Ondes de choc de la Silicon Valley
L'audience d'une semaine s'est échauffée lorsque l'avocat de la famille, Oliver Sanders, a pris à partie un dirigeant de Meta.
Sanders, visiblement en colère, a demandé à Elizabeth Lagone, responsable de la santé et du bien-être chez Meta, pourquoi la plate-forme permettait aux enfants de l'utiliser alors qu'elle "permettait aux gens d'y mettre du contenu potentiellement dangereux".
"Vous n'êtes pas un parent, vous n'êtes qu'une entreprise en Amérique. Vous n'avez pas le droit de faire cela. Les enfants qui ouvrent ces comptes n'ont pas la capacité de consentir à cela", a-t-il déclaré.
Lagone s'est excusé après avoir vu des images, visionnées par Russell, qui "violaient nos politiques".
Dans un communiqué publié à la suite de la décision, une porte-parole de Meta a déclaré :"Nos pensées vont à la famille Russell et à tous ceux qui ont été touchés par cette mort tragique.
"Nous poursuivrons notre travail avec les plus grands experts indépendants du monde pour nous assurer que les changements que nous apportons offrent la meilleure protection et le meilleur soutien possible aux adolescents", a-t-elle ajouté.
L'organisation caritative pour enfants NSPCC a déclaré que la décision "doit être un tournant", soulignant que tout retard dans un projet de loi gouvernemental traitant de la sécurité en ligne "serait inconcevable pour les parents".
"Les entreprises technologiques doivent être tenues responsables lorsqu'elles ne font pas de la sécurité des enfants une priorité", a tweeté l'association caritative.
Le directeur général de la NSPCC, Peter Wanless, a déclaré que la décision devrait "envoyer des ondes de choc dans la Silicon Valley".

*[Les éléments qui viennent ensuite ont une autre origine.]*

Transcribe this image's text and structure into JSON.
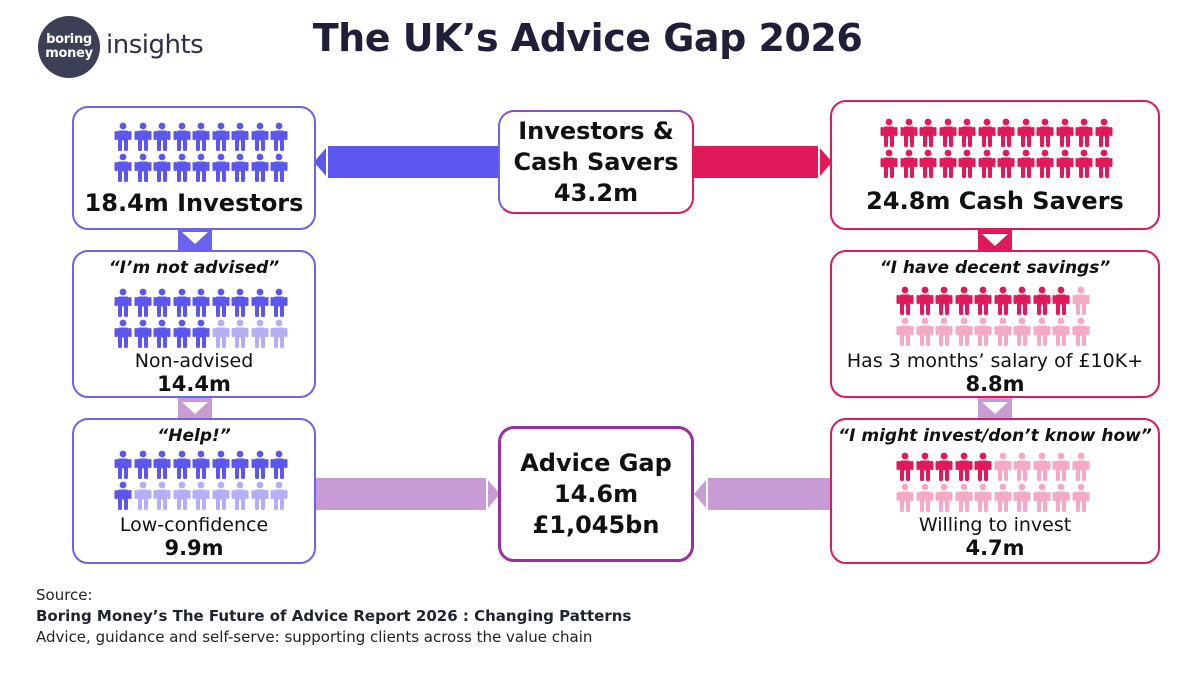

"L'ampleur de ce moment pour les enfants du monde entier ne peut être sous-estimée", a-t-il ajouté.
Dans une réaction plus tard vendredi, le prince William, dont une grande partie du travail caritatif est axée sur les problèmes de santé mentale, a déclaré qu'aucun parent ne devrait jamais avoir à endurer ce que les Russell avaient vécu.
"Ils ont été si incroyablement courageux. La sécurité en ligne de nos enfants et de nos jeunes doit être une condition préalable, pas une réflexion après coup."